しかしすぐ、冷たく硬い信仰の仮面が戻る。
レクシオン:「お前の信仰は泡のように脆い。」
その言葉を、コーデリアは微笑で受けた。
唇に宿るのは諦めではなく、確かな確信。
コーデリア:「泡はすぐ弾ける。
でも――その瞬間に、光るの。」
静寂。
燭火がまた揺れ、二人の影を重ねては離す。
その狭間で、ひと粒の“泡の光”のような信念が生まれていた。
レクシオンの指が、静かに空を切った。
その合図ひとつで、背後の修道女たちが一斉に動く。
ガタン――!
机が倒れ、羊皮紙が雪のように宙を舞った。
インクの染みが床に散り、灯火が揺らめく。
コーデリアは両腕を掴まれる。
だが、抵抗する力よりも早く、言葉が口をついた。
コーデリア:「神は人を縛らない!
もし泡が罪なら、命も罪になります!」
その叫びが、冷たい石壁に反響する。
資料庫の天井が低く唸り、古文書がぱらぱらと落ちた。
だが――返ってくる声はない。
祈りの館に、ただ沈黙だけが降りる。
レクシオンは背を向け、静かに言葉を落とした。
その声は、祈りの終わりを告げる鐘のように冷たかった。
レクシオン:「連行せよ。
彼女の名は今日より“異端”とする。」
修道女たちが腕を強く引く。
コーデリアの足が滑り、倒れかけた蝋燭の炎が揺れる。
その光が、一瞬だけ彼女の顔を照らした。
頬を濡らすものは――涙ではなかった。
瞳の奥に宿るのは、消えぬ光。
泡のように儚くとも、確かに燃える命の輝きだった。
コーデリア(心の声):「……神は、見ている。
泡の中にも、私たちの祈りを。

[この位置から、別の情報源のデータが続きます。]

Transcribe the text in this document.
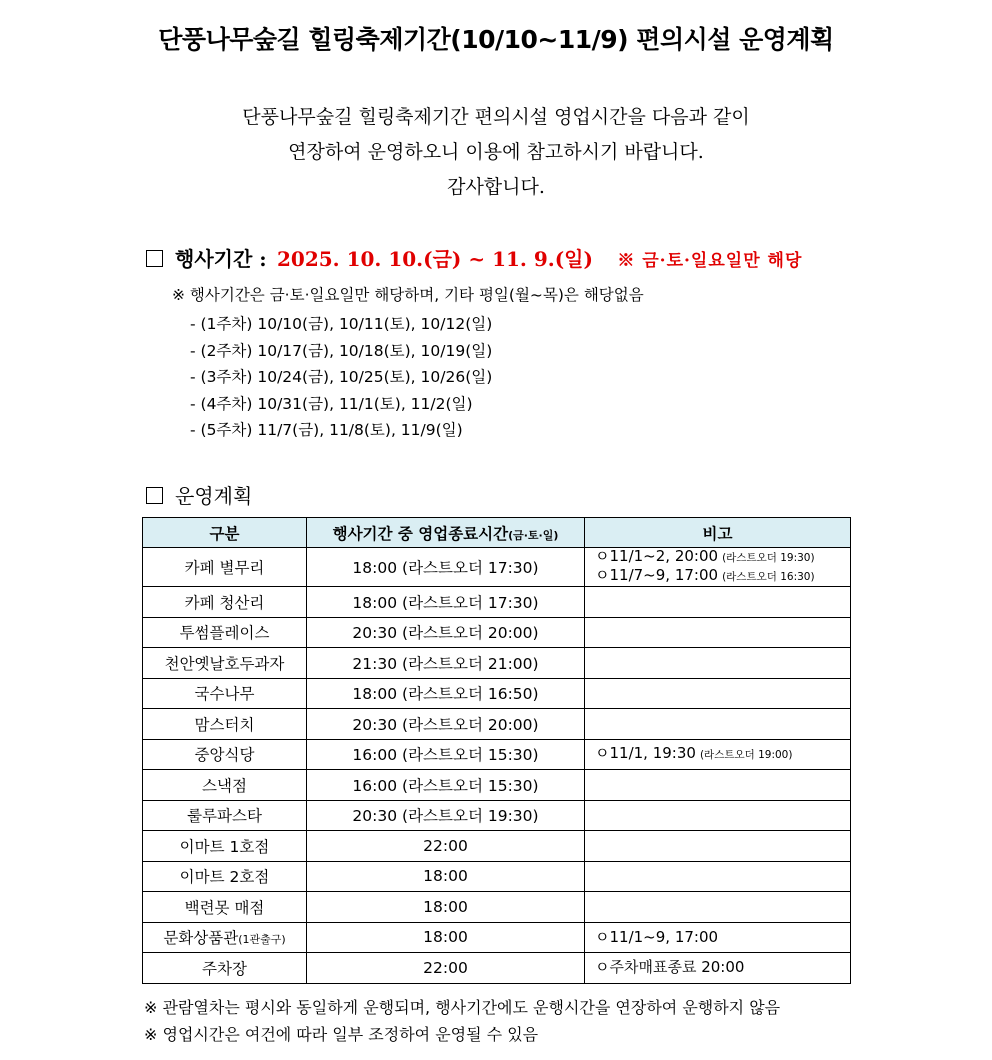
단풍나무숲길 힐링축제기간(10/10~11/9) 편의시설 운영계획
단풍나무숲길 힐링축제기간 편의시설 영업시간을 다음과 같이
연장하여 운영하오니 이용에 참고하시기 바랍니다.
감사합니다.
행사기간 : 2025. 10. 10.(금) ~ 11. 9.(일) ※ 금·토·일요일만 해당
※ 행사기간은 금·토·일요일만 해당하며, 기타 평일(월~목)은 해당없음
- (1주차) 10/10(금), 10/11(토), 10/12(일)
- (2주차) 10/17(금), 10/18(토), 10/19(일)
- (3주차) 10/24(금), 10/25(토), 10/26(일)
- (4주차) 10/31(금), 11/1(토), 11/2(일)
- (5주차) 11/7(금), 11/8(토), 11/9(일)
운영계획
구분	행사기간 중 영업종료시간(금·토·일)	비고
카페 별무리	18:00 (라스트오더 17:30)	ㅇ11/1~2, 20:00 (라스트오더 19:30)
ㅇ11/7~9, 17:00 (라스트오더 16:30)

카페 청산리	18:00 (라스트오더 17:30)	
투썸플레이스	20:30 (라스트오더 20:00)	
천안옛날호두과자	21:30 (라스트오더 21:00)	
국수나무	18:00 (라스트오더 16:50)	
맘스터치	20:30 (라스트오더 20:00)	
중앙식당	16:00 (라스트오더 15:30)	ㅇ11/1, 19:30 (라스트오더 19:00)
스낵점	16:00 (라스트오더 15:30)	
룰루파스타	20:30 (라스트오더 19:30)	
이마트 1호점	22:00	
이마트 2호점	18:00	
백련못 매점	18:00	
문화상품관(1관출구)	18:00	ㅇ11/1~9, 17:00
주차장	22:00	ㅇ주차매표종료 20:00
※ 관람열차는 평시와 동일하게 운행되며, 행사기간에도 운행시간을 연장하여 운행하지 않음
※ 영업시간은 여건에 따라 일부 조정하여 운영될 수 있음
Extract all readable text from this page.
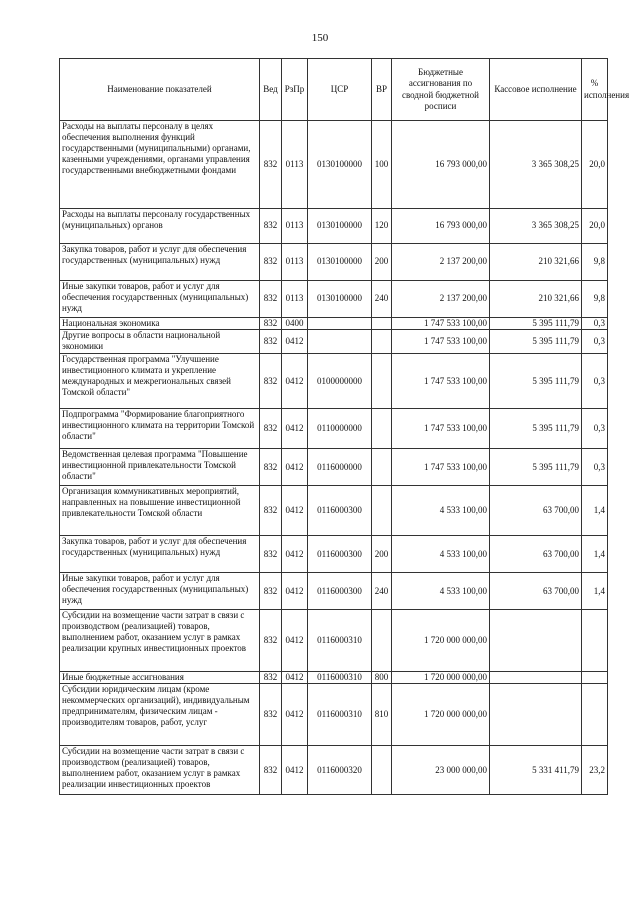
150
Наименование показателей	Вед	РзПр	ЦСР	ВР	Бюджетные ассигнования по сводной бюджетной росписи	Кассовое исполнение	% исполнения
Расходы на выплаты персоналу в целях обеспечения выполнения функций государственными (муниципальными) органами, казенными учреждениями, органами управления государственными внебюджетными фондами	832	0113	0130100000	100	16 793 000,00	3 365 308,25	20,0
Расходы на выплаты персоналу государственных (муниципальных) органов	832	0113	0130100000	120	16 793 000,00	3 365 308,25	20,0
Закупка товаров, работ и услуг для обеспечения государственных (муниципальных) нужд	832	0113	0130100000	200	2 137 200,00	210 321,66	9,8
Иные закупки товаров, работ и услуг для обеспечения государственных (муниципальных) нужд	832	0113	0130100000	240	2 137 200,00	210 321,66	9,8
Национальная экономика	832	0400			1 747 533 100,00	5 395 111,79	0,3
Другие вопросы в области национальной экономики	832	0412			1 747 533 100,00	5 395 111,79	0,3
Государственная программа "Улучшение инвестиционного климата и укрепление международных и межрегиональных связей Томской области"	832	0412	0100000000		1 747 533 100,00	5 395 111,79	0,3
Подпрограмма "Формирование благоприятного инвестиционного климата на территории Томской области"	832	0412	0110000000		1 747 533 100,00	5 395 111,79	0,3
Ведомственная целевая программа "Повышение инвестиционной привлекательности Томской области"	832	0412	0116000000		1 747 533 100,00	5 395 111,79	0,3
Организация коммуникативных мероприятий, направленных на повышение инвестиционной привлекательности Томской области	832	0412	0116000300		4 533 100,00	63 700,00	1,4
Закупка товаров, работ и услуг для обеспечения государственных (муниципальных) нужд	832	0412	0116000300	200	4 533 100,00	63 700,00	1,4
Иные закупки товаров, работ и услуг для обеспечения государственных (муниципальных) нужд	832	0412	0116000300	240	4 533 100,00	63 700,00	1,4
Субсидии на возмещение части затрат в связи с производством (реализацией) товаров, выполнением работ, оказанием услуг в рамках реализации крупных инвестиционных проектов	832	0412	0116000310		1 720 000 000,00		
Иные бюджетные ассигнования	832	0412	0116000310	800	1 720 000 000,00		
Субсидии юридическим лицам (кроме некоммерческих организаций), индивидуальным предпринимателям, физическим лицам - производителям товаров, работ, услуг	832	0412	0116000310	810	1 720 000 000,00		
Субсидии на возмещение части затрат в связи с производством (реализацией) товаров, выполнением работ, оказанием услуг в рамках реализации инвестиционных проектов	832	0412	0116000320		23 000 000,00	5 331 411,79	23,2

」
彼女の外套が翻り、扉の向こうに闇が広がる。
その中で、わずかなインクの匂いだけが――信念の残り香のように漂っていた。
神殿の回廊に、靴音が響いた。
白い石の床に、雪混じりの風が流れ込む。
黒い修道服の裾を翻し、コーデリアは駆ける。
背後では鐘が鳴っていた――。
それは祈りの音ではなく、異端を告げる鐘。
ゴォォォン……
ゴォォォン……
響くたび、胸の奥で信仰が軋む。
だが、彼女は立ち止まらない。
夜の雪が降りしきる中、鐘楼の影を縫うように走り抜け、
裏門の鉄扉を押し開ける。
冷たい風が顔に当たり、息が白く散った。
その瞬間――。
彼女の外套の内側から、小瓶がひとつ落ちる。
**カラン……**と音を立て、地に割れた。
割れた瓶の中から、淡い光の泡が一粒、ふわりと立ちのぼる。
雪の夜に、まるで命の残響のように漂い、やがて消えた。
コーデリアはそれを見上げ、そっと呟く。
コーデリア:「……神は、きっと見ている。
泡のひと粒にも、祈りは宿るって。」
鐘の音が遠ざかる。
代わりに、風の音と泡の余韻が夜を包む。
ナレーション:
「その夜、信仰の城に初めての亀裂が入った。
それは裏切りではなく――救済の始まりだった。」
雪が泡の光を飲み込み、
闇の中で、静かな再生の息吹が確かに芽吹いていた。